Lo scrittore Sarasso racconta il “Game of Thrones” della mafia americana

Cento anni di criminalità americana in nove volumi. Il primo appena uscito, gli altri otto in lavorazione. Oltre 600 pagine che hanno l’odore e il sapore di un mito di fondazione bagnato nel sangue; dove si sente ad ogni riga la presa della narrazione statunitense più funambolica e il ritmo forsennato e implacabile della serialità sontuosa dell’Hbo e delle epopee di Coppola, Leone e Scorsese. Non è un caso, infatti, che sia stato ribattezzato come “Il Game of Thrones della Mafia americana”. In “Da dove provengo io” di Simone Sarasso si riafferma con forza il concetto espresso in “Gangs of New York”: l’America è nata sulle strade. Ma se nel film con Leonardo di Caprio e Daniel Day Lewis c’era al centro l’arrivo in massa di irlandesi, qui invece gli avvenimenti si spostano di una cinquantina d’anni dopo, ai primi del Novecento, per raccontare l’ascesa di quattro giovanissimi immigrati che non cercano l’opportunità di un posto al sole, ma lo vogliono proprio prendere. Per farsi re. Si chiamano Mayer Lansky, Charlie “Lucky” Luciano, Bugsy Siegel e Frank Costello. Le strade putride del Lower East Side sono troppo strette per loro e non hanno nessuna intenzione di sopravvivere in un quartiere che ha l’aspetto di un girone infernale; vogliono scalare la vetta sino a Park Avenue e ancora più su. L’ossessione di riscatto e di rivalsa diventa così la molla che li spinge oltre i limiti. Perché la storia si costruisce a peso. Un peso fatto di carne, con i corpi straziati e buttati al vento. Le radici dell’America sono scomode, la land of plenty, la terra dell’abbondanza porta, infatti, solo frutti amari anche se stemperati dal suono del jazz e dai baci caldi di una donna. Ci vorranno anni, altri morti, altro sangue, prima che possano, forse, avere il sapore dello zucchero.

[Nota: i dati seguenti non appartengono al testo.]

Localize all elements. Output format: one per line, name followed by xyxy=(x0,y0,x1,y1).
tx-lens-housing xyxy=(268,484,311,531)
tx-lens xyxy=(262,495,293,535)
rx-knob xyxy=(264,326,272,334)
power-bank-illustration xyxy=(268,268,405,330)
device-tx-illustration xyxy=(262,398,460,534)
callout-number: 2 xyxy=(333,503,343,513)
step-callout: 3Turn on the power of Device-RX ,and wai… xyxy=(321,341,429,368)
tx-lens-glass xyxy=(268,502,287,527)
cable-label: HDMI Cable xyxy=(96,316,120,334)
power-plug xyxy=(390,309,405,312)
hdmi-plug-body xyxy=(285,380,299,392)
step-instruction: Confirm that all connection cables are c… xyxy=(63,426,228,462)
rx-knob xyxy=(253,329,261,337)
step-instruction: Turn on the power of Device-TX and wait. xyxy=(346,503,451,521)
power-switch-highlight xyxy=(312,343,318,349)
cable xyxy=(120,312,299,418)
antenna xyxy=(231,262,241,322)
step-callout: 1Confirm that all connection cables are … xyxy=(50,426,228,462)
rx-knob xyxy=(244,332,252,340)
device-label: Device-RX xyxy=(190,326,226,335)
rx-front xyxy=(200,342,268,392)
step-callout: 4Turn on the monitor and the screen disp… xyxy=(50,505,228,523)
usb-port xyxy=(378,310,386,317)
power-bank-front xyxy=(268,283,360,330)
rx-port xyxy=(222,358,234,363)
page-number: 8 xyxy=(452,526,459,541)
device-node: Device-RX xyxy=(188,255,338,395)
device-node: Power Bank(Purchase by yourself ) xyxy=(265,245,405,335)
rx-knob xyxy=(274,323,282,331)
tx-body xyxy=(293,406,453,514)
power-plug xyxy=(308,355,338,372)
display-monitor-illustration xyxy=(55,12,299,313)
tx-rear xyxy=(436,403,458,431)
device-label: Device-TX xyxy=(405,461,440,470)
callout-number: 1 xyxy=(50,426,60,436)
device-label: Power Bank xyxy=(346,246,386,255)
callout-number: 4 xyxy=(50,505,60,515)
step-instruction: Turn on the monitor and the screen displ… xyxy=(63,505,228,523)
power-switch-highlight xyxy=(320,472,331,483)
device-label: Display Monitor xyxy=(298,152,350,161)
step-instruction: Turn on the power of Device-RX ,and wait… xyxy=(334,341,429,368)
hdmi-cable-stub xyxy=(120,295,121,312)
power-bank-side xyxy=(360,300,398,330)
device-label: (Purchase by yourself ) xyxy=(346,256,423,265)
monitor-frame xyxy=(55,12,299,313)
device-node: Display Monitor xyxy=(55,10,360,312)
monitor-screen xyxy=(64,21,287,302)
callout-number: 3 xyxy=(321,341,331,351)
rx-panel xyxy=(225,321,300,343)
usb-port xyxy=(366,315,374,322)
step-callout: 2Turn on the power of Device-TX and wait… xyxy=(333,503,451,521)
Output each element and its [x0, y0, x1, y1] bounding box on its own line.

Sarasso si immerge in una materia magmatica guardando in faccia il Male, ed è lui stesso a spiegare, durante l’incontro avvenuto  a Sassari a “L’ultimo spettacolo”, in occasione del primo appuntamento del festival “Florinas in Giallo”, come raccontare il Male sia sempre stato endemico nella letteratura come nel cinema.

“Dal mito greco passando per Shakespeare sino a Star Wars i personaggi negativi sono sempre quelli più interessanti – spiega – perché hanno indubbiamente una psicologia più complessa. Narrare tutto ciò ha oltretutto uno scopo ben preciso che è quello della catarsi”. La strada maestra è quella tracciata da James Elloroy, l’autore di romanzi fluviali e dirompenti come “American tabloid” e “L. A. confidential” in cui elementi reali si collegano ad altri di pura invenzione, legati in maniera tale da non rendere praticamente possibile capire ciò che è avvenuto realmente e ciò che è frutto dell’immaginario dello scrittore. “C’è un 99 per cento di cose vere e un 1 per cento di invenzione – racconta Sarasso – ma non dirò mai quale sia nemmeno sotto tortura”.

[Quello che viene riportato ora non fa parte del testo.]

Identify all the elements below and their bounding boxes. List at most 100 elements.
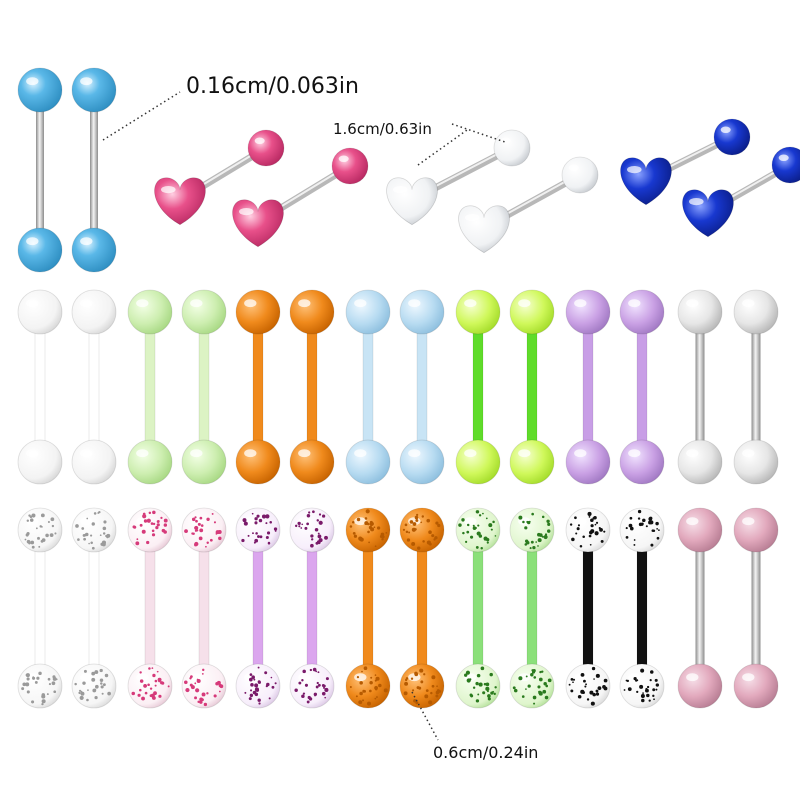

Dietro c’è un lavoro di preparazione di precisione certosina: “Ci ho messo un anno e mezzo solo per scrivere cosa raccontare e ho studiato tantissimo, anche se a dire la verità è stato piuttosto difficile reperire il materiale perché non c’è così tanto e spesso è anche datato. Su Luciano esiste, ad esempio una biografia della fine degli anni Sessanta, il resto l’ho recuperato leggendo anche i giornali dell’epoca che mi sono stati molto utili per raccontare lo sfondo, la quotidianità. In genere – continua l’autore – faccio una scaletta e prendo appunti in maniera metodica, poi per ogni scena compilo una scheda con dentro anche i riferimenti ai testi che ho visionato. Così lo scrivere in sé è il meno. Un po’ come un regista che fa un film. Per capirci, “Da dove provengo io” ha una scaletta di 1 milione di battute”.
Come ogni saga che si rispetti, il secondo volume è già stato consegnato all’editore (Marsilio) e il terzo è già in lavorazione: dai quattro scagnozzi che diventarono sovrani di New York si passerà alle Cinque Famiglie e John Gotti per poi toccare le nuove mafie arrivate dopo il crollo del Muro di Berlino e la loro trasformazione all’indomani dell’11 settembre 2001. Una “birth of the nation” del malaffare in cui l’America costruisce se stessa riflettendosi in una ideale innocenza che non ha mai posseduto.